Crazy Eights

Voice Card  -  Volume 23  -  John Card Number 5  -  Wed, Feb 26, 1992 6:22 PM

Some people read Dear Abby. Some read Miss Manners. But for me, on a lazy Sunday morning when I'm trying to avoid doing anything useful, nothing beats "Ask Marilyn!"

In case any of you never secretly delved into that trashy Parade magazine insert that arrives in most every Sunday paper, Marilyn is none other than Marilyn Vos Savant, the world's smartest person according to the Guiness Book of Records. I don't actually believe that Marilyn is the world's smartest person, in fact I'm not sure if she's even in the upper ten per cent, but I usually get a kick out of reading her column. The column invariably features some backwoods rube who thinks he can "outsmart" Marilyn with a half-baked brain teaser, and another who asks some deep philosphical question. Marilyn picks a question or two out of her mail bag and makes short work of them.

ANYWAY, here is the question from last Sunday's column: "How can you take eight 8s and add, subtract, multiply or divide them to make a total of 1000?"

A charming little puzzle. Roger and I sat around the table and pondered it.

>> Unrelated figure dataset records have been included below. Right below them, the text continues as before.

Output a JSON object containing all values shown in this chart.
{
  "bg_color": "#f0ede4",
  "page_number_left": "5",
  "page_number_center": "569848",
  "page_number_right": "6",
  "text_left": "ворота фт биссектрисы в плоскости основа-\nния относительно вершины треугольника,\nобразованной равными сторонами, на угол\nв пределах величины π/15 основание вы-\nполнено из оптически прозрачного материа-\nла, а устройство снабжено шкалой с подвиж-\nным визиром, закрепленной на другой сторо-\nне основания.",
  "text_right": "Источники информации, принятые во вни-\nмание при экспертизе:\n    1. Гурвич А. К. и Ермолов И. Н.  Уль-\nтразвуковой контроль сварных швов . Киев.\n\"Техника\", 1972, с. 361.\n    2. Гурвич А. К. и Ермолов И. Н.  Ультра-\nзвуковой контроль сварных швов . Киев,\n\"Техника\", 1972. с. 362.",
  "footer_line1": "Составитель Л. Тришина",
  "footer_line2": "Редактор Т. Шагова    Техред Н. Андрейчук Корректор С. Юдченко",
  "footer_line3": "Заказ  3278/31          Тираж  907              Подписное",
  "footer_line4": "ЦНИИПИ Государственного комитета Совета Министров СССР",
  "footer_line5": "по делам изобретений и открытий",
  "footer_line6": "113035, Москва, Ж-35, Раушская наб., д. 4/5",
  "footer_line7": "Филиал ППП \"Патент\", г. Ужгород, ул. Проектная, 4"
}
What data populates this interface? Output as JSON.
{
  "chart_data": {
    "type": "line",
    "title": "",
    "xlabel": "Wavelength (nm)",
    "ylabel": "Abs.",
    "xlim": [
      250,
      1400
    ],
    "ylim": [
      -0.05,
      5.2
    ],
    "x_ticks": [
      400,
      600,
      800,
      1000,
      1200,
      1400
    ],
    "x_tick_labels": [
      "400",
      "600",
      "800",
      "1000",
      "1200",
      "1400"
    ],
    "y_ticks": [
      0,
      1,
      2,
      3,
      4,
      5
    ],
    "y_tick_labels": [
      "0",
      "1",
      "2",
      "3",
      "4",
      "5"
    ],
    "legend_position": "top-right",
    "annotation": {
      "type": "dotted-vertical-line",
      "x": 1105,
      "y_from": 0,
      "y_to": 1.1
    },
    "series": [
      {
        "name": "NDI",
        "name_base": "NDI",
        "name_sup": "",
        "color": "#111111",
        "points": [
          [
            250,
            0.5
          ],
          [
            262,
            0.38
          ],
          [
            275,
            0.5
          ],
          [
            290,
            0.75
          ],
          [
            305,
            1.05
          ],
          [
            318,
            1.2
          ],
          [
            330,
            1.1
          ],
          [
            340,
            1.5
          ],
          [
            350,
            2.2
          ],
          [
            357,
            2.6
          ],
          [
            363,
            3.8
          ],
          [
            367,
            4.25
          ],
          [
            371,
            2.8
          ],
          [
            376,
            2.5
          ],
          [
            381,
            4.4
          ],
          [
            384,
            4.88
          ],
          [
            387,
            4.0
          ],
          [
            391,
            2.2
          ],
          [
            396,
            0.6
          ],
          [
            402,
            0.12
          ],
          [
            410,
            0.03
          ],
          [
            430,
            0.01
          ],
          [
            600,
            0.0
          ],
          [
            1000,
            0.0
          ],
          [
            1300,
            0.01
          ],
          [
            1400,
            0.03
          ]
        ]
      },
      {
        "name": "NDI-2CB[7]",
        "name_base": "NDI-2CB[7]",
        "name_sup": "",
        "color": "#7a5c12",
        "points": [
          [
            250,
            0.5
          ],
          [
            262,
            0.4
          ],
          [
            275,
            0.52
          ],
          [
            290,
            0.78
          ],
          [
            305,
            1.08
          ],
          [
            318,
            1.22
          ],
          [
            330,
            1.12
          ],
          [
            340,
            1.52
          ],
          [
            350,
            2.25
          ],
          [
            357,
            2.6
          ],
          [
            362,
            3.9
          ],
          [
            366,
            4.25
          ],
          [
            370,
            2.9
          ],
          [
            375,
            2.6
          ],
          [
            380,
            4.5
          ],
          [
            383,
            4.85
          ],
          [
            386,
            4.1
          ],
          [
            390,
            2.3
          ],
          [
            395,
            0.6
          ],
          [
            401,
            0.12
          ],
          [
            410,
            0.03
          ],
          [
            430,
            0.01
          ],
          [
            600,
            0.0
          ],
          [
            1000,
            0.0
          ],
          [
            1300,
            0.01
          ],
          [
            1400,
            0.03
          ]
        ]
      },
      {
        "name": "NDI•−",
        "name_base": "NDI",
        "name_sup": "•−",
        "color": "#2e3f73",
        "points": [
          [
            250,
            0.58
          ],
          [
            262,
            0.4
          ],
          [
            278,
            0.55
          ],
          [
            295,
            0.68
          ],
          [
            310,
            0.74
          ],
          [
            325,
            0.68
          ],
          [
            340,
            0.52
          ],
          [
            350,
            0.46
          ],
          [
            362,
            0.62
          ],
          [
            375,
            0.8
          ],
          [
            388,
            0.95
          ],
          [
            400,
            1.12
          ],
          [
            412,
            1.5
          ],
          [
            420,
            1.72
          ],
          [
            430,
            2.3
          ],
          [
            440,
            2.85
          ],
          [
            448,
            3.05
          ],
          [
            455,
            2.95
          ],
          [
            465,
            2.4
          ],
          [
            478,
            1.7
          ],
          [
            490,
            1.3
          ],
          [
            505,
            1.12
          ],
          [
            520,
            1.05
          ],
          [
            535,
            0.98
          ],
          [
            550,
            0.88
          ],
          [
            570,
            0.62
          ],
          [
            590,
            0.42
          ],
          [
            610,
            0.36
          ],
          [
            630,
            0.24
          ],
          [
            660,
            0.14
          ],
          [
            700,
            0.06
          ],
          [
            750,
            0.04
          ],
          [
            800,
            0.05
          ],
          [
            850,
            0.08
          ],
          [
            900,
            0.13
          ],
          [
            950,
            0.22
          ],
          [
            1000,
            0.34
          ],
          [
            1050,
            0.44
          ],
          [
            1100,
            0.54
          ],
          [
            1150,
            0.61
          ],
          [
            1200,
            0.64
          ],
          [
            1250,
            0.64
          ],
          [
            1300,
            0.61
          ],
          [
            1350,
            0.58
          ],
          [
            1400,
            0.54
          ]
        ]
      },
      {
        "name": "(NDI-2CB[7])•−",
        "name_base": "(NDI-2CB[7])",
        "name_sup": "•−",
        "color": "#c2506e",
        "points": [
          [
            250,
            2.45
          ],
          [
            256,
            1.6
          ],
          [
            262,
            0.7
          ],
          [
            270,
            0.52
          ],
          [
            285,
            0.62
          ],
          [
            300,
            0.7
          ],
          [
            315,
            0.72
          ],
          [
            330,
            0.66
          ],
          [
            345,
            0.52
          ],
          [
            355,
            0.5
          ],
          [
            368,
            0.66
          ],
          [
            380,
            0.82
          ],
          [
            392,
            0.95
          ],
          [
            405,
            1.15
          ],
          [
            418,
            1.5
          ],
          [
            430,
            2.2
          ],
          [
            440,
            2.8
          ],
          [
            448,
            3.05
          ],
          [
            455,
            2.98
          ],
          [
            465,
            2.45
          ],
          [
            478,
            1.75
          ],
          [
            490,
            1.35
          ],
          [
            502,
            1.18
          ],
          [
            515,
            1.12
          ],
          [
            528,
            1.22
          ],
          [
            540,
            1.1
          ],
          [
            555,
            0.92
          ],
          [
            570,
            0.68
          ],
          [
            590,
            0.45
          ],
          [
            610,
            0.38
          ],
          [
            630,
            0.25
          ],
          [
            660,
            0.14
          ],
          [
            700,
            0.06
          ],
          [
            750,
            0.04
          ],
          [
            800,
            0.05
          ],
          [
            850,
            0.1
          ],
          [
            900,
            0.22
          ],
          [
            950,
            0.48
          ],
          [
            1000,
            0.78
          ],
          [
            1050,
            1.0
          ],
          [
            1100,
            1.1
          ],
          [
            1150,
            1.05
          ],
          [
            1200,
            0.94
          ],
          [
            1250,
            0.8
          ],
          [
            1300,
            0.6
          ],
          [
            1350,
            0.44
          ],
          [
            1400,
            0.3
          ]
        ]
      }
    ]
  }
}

It's a familiar problem to me because sometimes, when I can't fall asleep, I make a game out of watching my LED alarm clock. I take a time, say 2:19, and try to make an equation out of it, like 2+1=SQUARE ROOT(9). The rule is that I have to find an equation before the clock flips to the next minute.

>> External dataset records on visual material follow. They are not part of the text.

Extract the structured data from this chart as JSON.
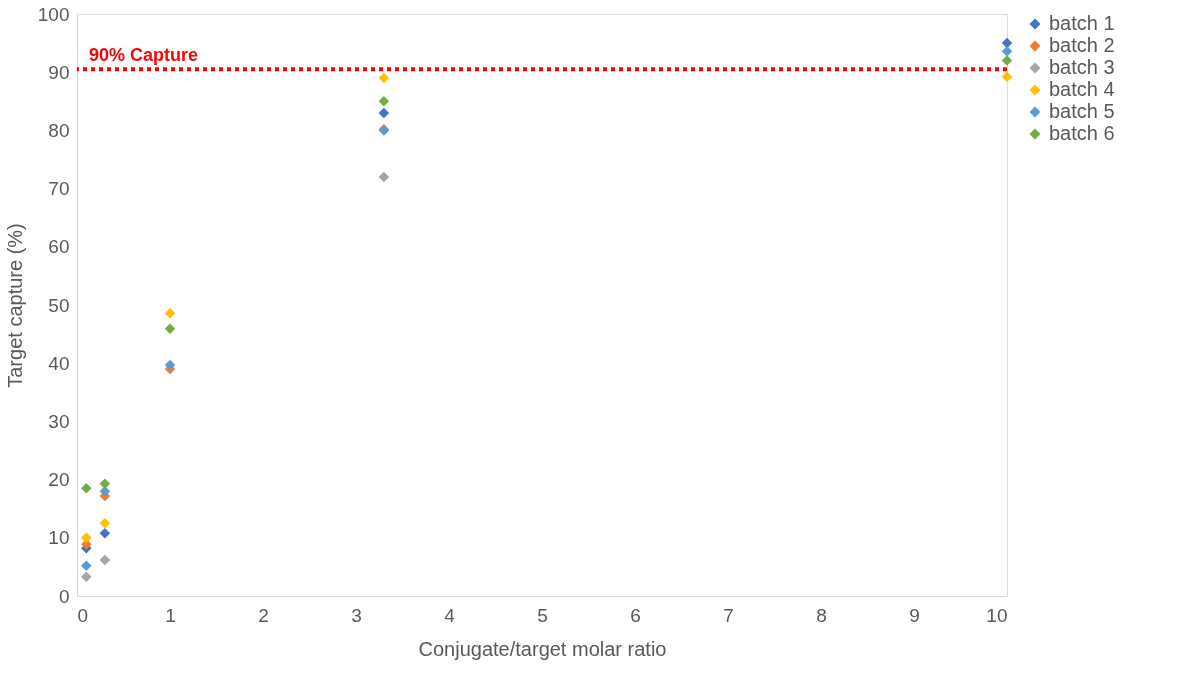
{
  "chart_data": {
    "type": "scatter",
    "xlabel": "Conjugate/target molar ratio",
    "ylabel": "Target capture (%)",
    "x": [
      0.1,
      0.3,
      1,
      3.3,
      10
    ],
    "series": [
      {
        "name": "batch 1",
        "color": "#4472c4",
        "values": [
          8.2,
          10.8,
          null,
          83,
          95
        ]
      },
      {
        "name": "batch 2",
        "color": "#ed7d31",
        "values": [
          8.9,
          17.2,
          39,
          80.2,
          null
        ]
      },
      {
        "name": "batch 3",
        "color": "#a5a5a5",
        "values": [
          3.3,
          6.2,
          null,
          72,
          null
        ]
      },
      {
        "name": "batch 4",
        "color": "#ffc000",
        "values": [
          10,
          12.5,
          48.6,
          89,
          89.2
        ]
      },
      {
        "name": "batch 5",
        "color": "#5b9bd5",
        "values": [
          5.2,
          18,
          39.7,
          80,
          93.6
        ]
      },
      {
        "name": "batch 6",
        "color": "#70ad47",
        "values": [
          18.5,
          19.3,
          45.9,
          85,
          92
        ]
      }
    ],
    "xlim": [
      0,
      10
    ],
    "xticks": [
      0,
      1,
      2,
      3,
      4,
      5,
      6,
      7,
      8,
      9,
      10
    ],
    "ylim": [
      0,
      100
    ],
    "yticks": [
      0,
      10,
      20,
      30,
      40,
      50,
      60,
      70,
      80,
      90,
      100
    ],
    "ref_lines": [
      {
        "axis": "y",
        "value": 90.5,
        "label": "90% Capture",
        "color": "#ff0000",
        "line_style": "dotted"
      }
    ],
    "grid": false,
    "legend": "right",
    "marker": "diamond"
  }
}
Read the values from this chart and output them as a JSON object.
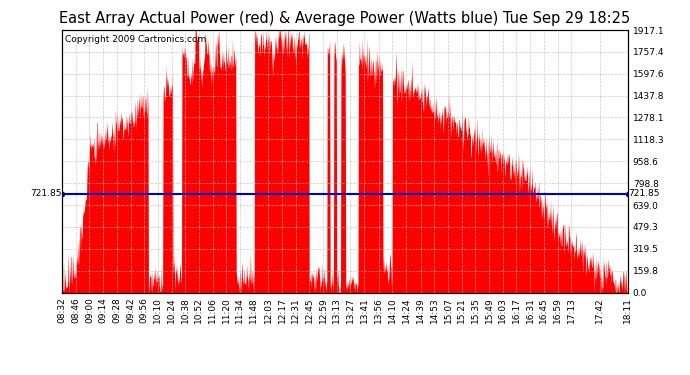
{
  "title": "East Array Actual Power (red) & Average Power (Watts blue) Tue Sep 29 18:25",
  "copyright": "Copyright 2009 Cartronics.com",
  "avg_power": 721.85,
  "y_max": 1917.1,
  "y_min": 0.0,
  "y_ticks": [
    0.0,
    159.8,
    319.5,
    479.3,
    639.0,
    798.8,
    958.6,
    1118.3,
    1278.1,
    1437.8,
    1597.6,
    1757.4,
    1917.1
  ],
  "x_tick_labels": [
    "08:32",
    "08:46",
    "09:00",
    "09:14",
    "09:28",
    "09:42",
    "09:56",
    "10:10",
    "10:24",
    "10:38",
    "10:52",
    "11:06",
    "11:20",
    "11:34",
    "11:48",
    "12:03",
    "12:17",
    "12:31",
    "12:45",
    "12:59",
    "13:13",
    "13:27",
    "13:41",
    "13:56",
    "14:10",
    "14:24",
    "14:39",
    "14:53",
    "15:07",
    "15:21",
    "15:35",
    "15:49",
    "16:03",
    "16:17",
    "16:31",
    "16:45",
    "16:59",
    "17:13",
    "17:42",
    "18:11"
  ],
  "fill_color": "#FF0000",
  "line_color": "#0000CC",
  "bg_color": "#FFFFFF",
  "grid_color": "#BBBBBB",
  "title_fontsize": 10.5,
  "axis_fontsize": 6.5,
  "copyright_fontsize": 6.5
}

But I digress. Marilyn immediately came up with "the" answer, which is 888+88+8+8+8=1000. The question that Roger and I pondered was whether or not this is the ONLY answer, and if so, how could we prove it.

You may want to take a moment or two to ponder the problem with me. Remember, you can only use the four operations of addition, subtraction, multiplication, and division with no parenthesis. The expression should be evaluated in the standard way, from left to right with multiplication and division taking precedence over addition and subtraction. In Marilyn's solution, the 888 could actually land in any of five equivalent positions, and since the 88 could land in any of the remaining four positions, there are 20 permutations of her answer, all essentially the same. The question is, are there any OTHER equations that would satisfy these conditions.

This, clearly, is a job for HyperCard! I won't spoil the fun by revealing the answer, but I will show you one way of finding it. Just create a blank one card stack with a scrollable card field and button. Type the following short script into the button (you may want to expand the text field to see it in all its glory):

on mouseUp
   put "+-*/&" into which
   put "8+8+8+8+8+8+8+8" into exp
   put "1111111" into ops
   repeat 78124 times
      put flip(ops,7) into ops --increment counter
      repeat with j=7 down to 1
         put char j of ops into x
         if char x of which is "&" then
            delete char j*2 of exp
            put char x of which into char j*2 of exp
         end if
      end repeat
      if (value of exp)=1000 then put
      exp&"= 1000"&return after card field 1
      put restore(exp) into exp
   end repeat
end mouseUp

function flip counter,x
   if char x of counter is 5 then
      put 1 into char x of counter
      return flip(counter,x-1)
      add 1 to char x of counter
      return counter
   end if
end flip

function restore x
   get length of x
   repeat with j=it down to 2
      if char (j-1) to j of x is "88" then
      put "&" before char j of x
   end repeat
   return x
end restore

Just push the button and go to bed. When you get up in the morning your answer should be waiting for you. I submit that no other language could solve this problem so elegantly. And what project could be of less apparent redeeming value on a lazy Sunday afternoon?